Que relação tem Xerazade com as mulheres contemporâneas da luta? Não sei, talvez tudo. Coincidência ou não, fato é que estabeleci o compromisso diário, logo cedo, a leitura de uma crônica de Rubem Alves. A crônica que me venho para o deleite dessa manhã, foi a que ele escreveu sobre As mil e uma noites, de autoria sabidamente desconhecida. A personagem principal dessa estória é Xerazade.
Reza o conto que o Sultão, após sofrer adultério decretou que todos as noites se casaria com uma mulher diferente, uma mais bela que a outra. Na manhã seguinte de cada casamento, após desposá-las, decapitaria cada uma delas para que dessa forma não corresse o risco de sofrer nova traição.
Após inúmeros casamentos e decapitações; a filha do principal ministro do Sultão, o vizir responsável pelas execuções dos decretos matrimoniais, se candidatara irredutivelmente a vez; e ao casamento com a realeza, o Sultão. Segundo a escrita, Xerazade, além de belíssima conhecia milhares de histórias e provérbios filosóficos.
Pois bem, após a consumação do ato carnal e do esgotamento físico do Sultão, antes que ele ordenasse a decapitação da filha de seu vizir; Xerazade lhe assopra palavras ao ouvido. Começa a falar, contar estórias que lhe cai como um dos atos mais prazerosos que jamais imaginaria possível. Desse modo, Xerazade convencera e persuadira o Sultão a não decapitá-la.
Uma outra leitura poderia ser feita; o Sultão adiou a execução por Mil e uma noites, eternamente e um dia a mais. Mas daí é cada um com o seu juízo. Floreado as palavras, já distante do conto, volto a pergunta inicial. Qual relação tem Xerazade com as mulheres das lutas modernas? Eu diria que a luta.
Xerazade lutou por bravos mil e uma noites por sua vida, resistindo, reexistindo se reinventando conforme as circunstâncias lhe obrigavam. Habilidosa contadora de estórias tinha como recurso repertórios.

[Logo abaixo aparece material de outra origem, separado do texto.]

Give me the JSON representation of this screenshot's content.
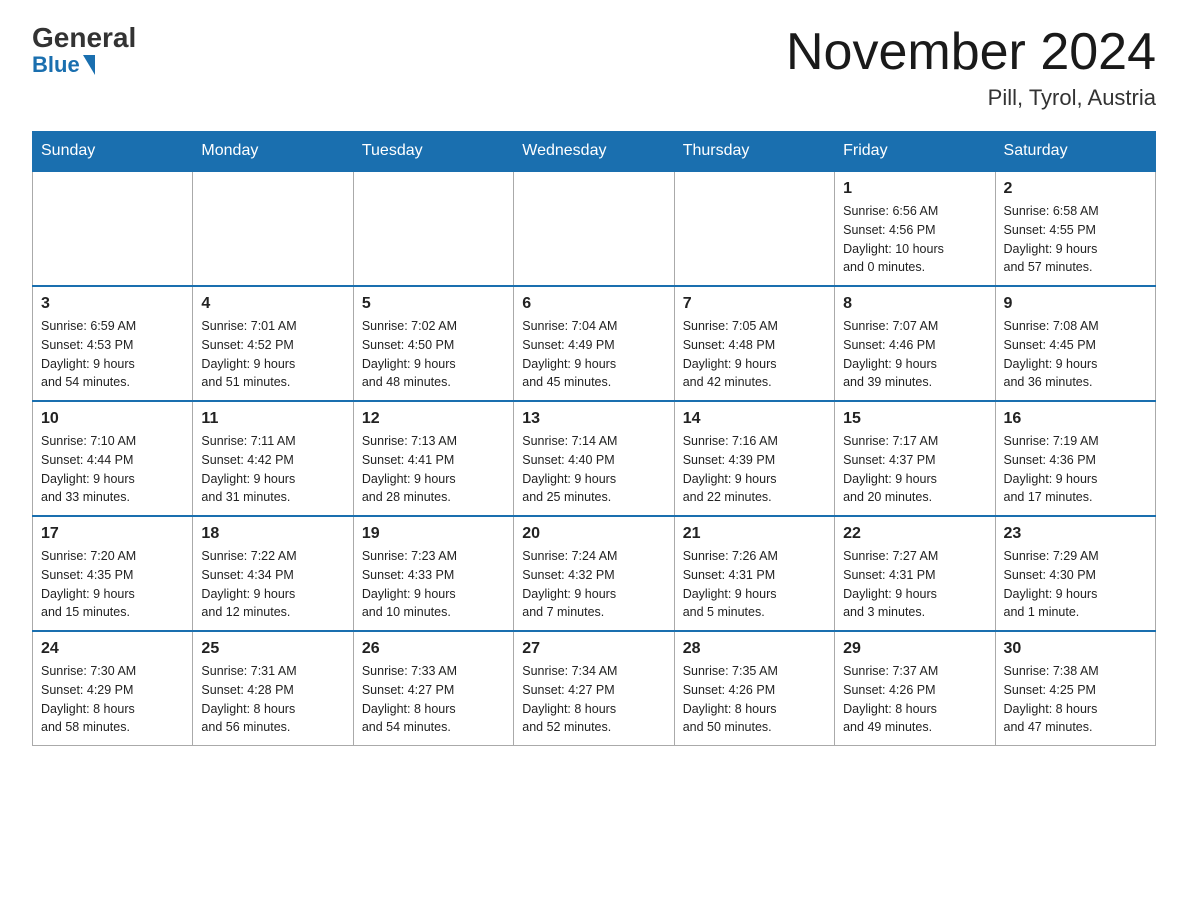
{
  "header": {
    "logo_general": "General",
    "logo_blue": "Blue",
    "title": "November 2024",
    "subtitle": "Pill, Tyrol, Austria"
  },
  "weekdays": [
    "Sunday",
    "Monday",
    "Tuesday",
    "Wednesday",
    "Thursday",
    "Friday",
    "Saturday"
  ],
  "weeks": [
    [
      {
        "day": "",
        "info": ""
      },
      {
        "day": "",
        "info": ""
      },
      {
        "day": "",
        "info": ""
      },
      {
        "day": "",
        "info": ""
      },
      {
        "day": "",
        "info": ""
      },
      {
        "day": "1",
        "info": "Sunrise: 6:56 AM\nSunset: 4:56 PM\nDaylight: 10 hours\nand 0 minutes."
      },
      {
        "day": "2",
        "info": "Sunrise: 6:58 AM\nSunset: 4:55 PM\nDaylight: 9 hours\nand 57 minutes."
      }
    ],
    [
      {
        "day": "3",
        "info": "Sunrise: 6:59 AM\nSunset: 4:53 PM\nDaylight: 9 hours\nand 54 minutes."
      },
      {
        "day": "4",
        "info": "Sunrise: 7:01 AM\nSunset: 4:52 PM\nDaylight: 9 hours\nand 51 minutes."
      },
      {
        "day": "5",
        "info": "Sunrise: 7:02 AM\nSunset: 4:50 PM\nDaylight: 9 hours\nand 48 minutes."
      },
      {
        "day": "6",
        "info": "Sunrise: 7:04 AM\nSunset: 4:49 PM\nDaylight: 9 hours\nand 45 minutes."
      },
      {
        "day": "7",
        "info": "Sunrise: 7:05 AM\nSunset: 4:48 PM\nDaylight: 9 hours\nand 42 minutes."
      },
      {
        "day": "8",
        "info": "Sunrise: 7:07 AM\nSunset: 4:46 PM\nDaylight: 9 hours\nand 39 minutes."
      },
      {
        "day": "9",
        "info": "Sunrise: 7:08 AM\nSunset: 4:45 PM\nDaylight: 9 hours\nand 36 minutes."
      }
    ],
    [
      {
        "day": "10",
        "info": "Sunrise: 7:10 AM\nSunset: 4:44 PM\nDaylight: 9 hours\nand 33 minutes."
      },
      {
        "day": "11",
        "info": "Sunrise: 7:11 AM\nSunset: 4:42 PM\nDaylight: 9 hours\nand 31 minutes."
      },
      {
        "day": "12",
        "info": "Sunrise: 7:13 AM\nSunset: 4:41 PM\nDaylight: 9 hours\nand 28 minutes."
      },
      {
        "day": "13",
        "info": "Sunrise: 7:14 AM\nSunset: 4:40 PM\nDaylight: 9 hours\nand 25 minutes."
      },
      {
        "day": "14",
        "info": "Sunrise: 7:16 AM\nSunset: 4:39 PM\nDaylight: 9 hours\nand 22 minutes."
      },
      {
        "day": "15",
        "info": "Sunrise: 7:17 AM\nSunset: 4:37 PM\nDaylight: 9 hours\nand 20 minutes."
      },
      {
        "day": "16",
        "info": "Sunrise: 7:19 AM\nSunset: 4:36 PM\nDaylight: 9 hours\nand 17 minutes."
      }
    ],
    [
      {
        "day": "17",
        "info": "Sunrise: 7:20 AM\nSunset: 4:35 PM\nDaylight: 9 hours\nand 15 minutes."
      },
      {
        "day": "18",
        "info": "Sunrise: 7:22 AM\nSunset: 4:34 PM\nDaylight: 9 hours\nand 12 minutes."
      },
      {
        "day": "19",
        "info": "Sunrise: 7:23 AM\nSunset: 4:33 PM\nDaylight: 9 hours\nand 10 minutes."
      },
      {
        "day": "20",
        "info": "Sunrise: 7:24 AM\nSunset: 4:32 PM\nDaylight: 9 hours\nand 7 minutes."
      },
      {
        "day": "21",
        "info": "Sunrise: 7:26 AM\nSunset: 4:31 PM\nDaylight: 9 hours\nand 5 minutes."
      },
      {
        "day": "22",
        "info": "Sunrise: 7:27 AM\nSunset: 4:31 PM\nDaylight: 9 hours\nand 3 minutes."
      },
      {
        "day": "23",
        "info": "Sunrise: 7:29 AM\nSunset: 4:30 PM\nDaylight: 9 hours\nand 1 minute."
      }
    ],
    [
      {
        "day": "24",
        "info": "Sunrise: 7:30 AM\nSunset: 4:29 PM\nDaylight: 8 hours\nand 58 minutes."
      },
      {
        "day": "25",
        "info": "Sunrise: 7:31 AM\nSunset: 4:28 PM\nDaylight: 8 hours\nand 56 minutes."
      },
      {
        "day": "26",
        "info": "Sunrise: 7:33 AM\nSunset: 4:27 PM\nDaylight: 8 hours\nand 54 minutes."
      },
      {
        "day": "27",
        "info": "Sunrise: 7:34 AM\nSunset: 4:27 PM\nDaylight: 8 hours\nand 52 minutes."
      },
      {
        "day": "28",
        "info": "Sunrise: 7:35 AM\nSunset: 4:26 PM\nDaylight: 8 hours\nand 50 minutes."
      },
      {
        "day": "29",
        "info": "Sunrise: 7:37 AM\nSunset: 4:26 PM\nDaylight: 8 hours\nand 49 minutes."
      },
      {
        "day": "30",
        "info": "Sunrise: 7:38 AM\nSunset: 4:25 PM\nDaylight: 8 hours\nand 47 minutes."
      }
    ]
  ]
}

A exemplo da personagem fictícia de autoria desconhecida, o repertório desenvolvido pelas mulheres das lutas modernas e contemporâneas, a exemplo daquelas 126 queimadas numa fábrica têxtil sob uma extenuante e excessiva jornada de trabalho, sob condições das mais desumanas na cidade de Nova York em 1911, passa longe da ficção literária e se reverbera até hoje fortalecendo o empoderamento feminino em todo o planeta.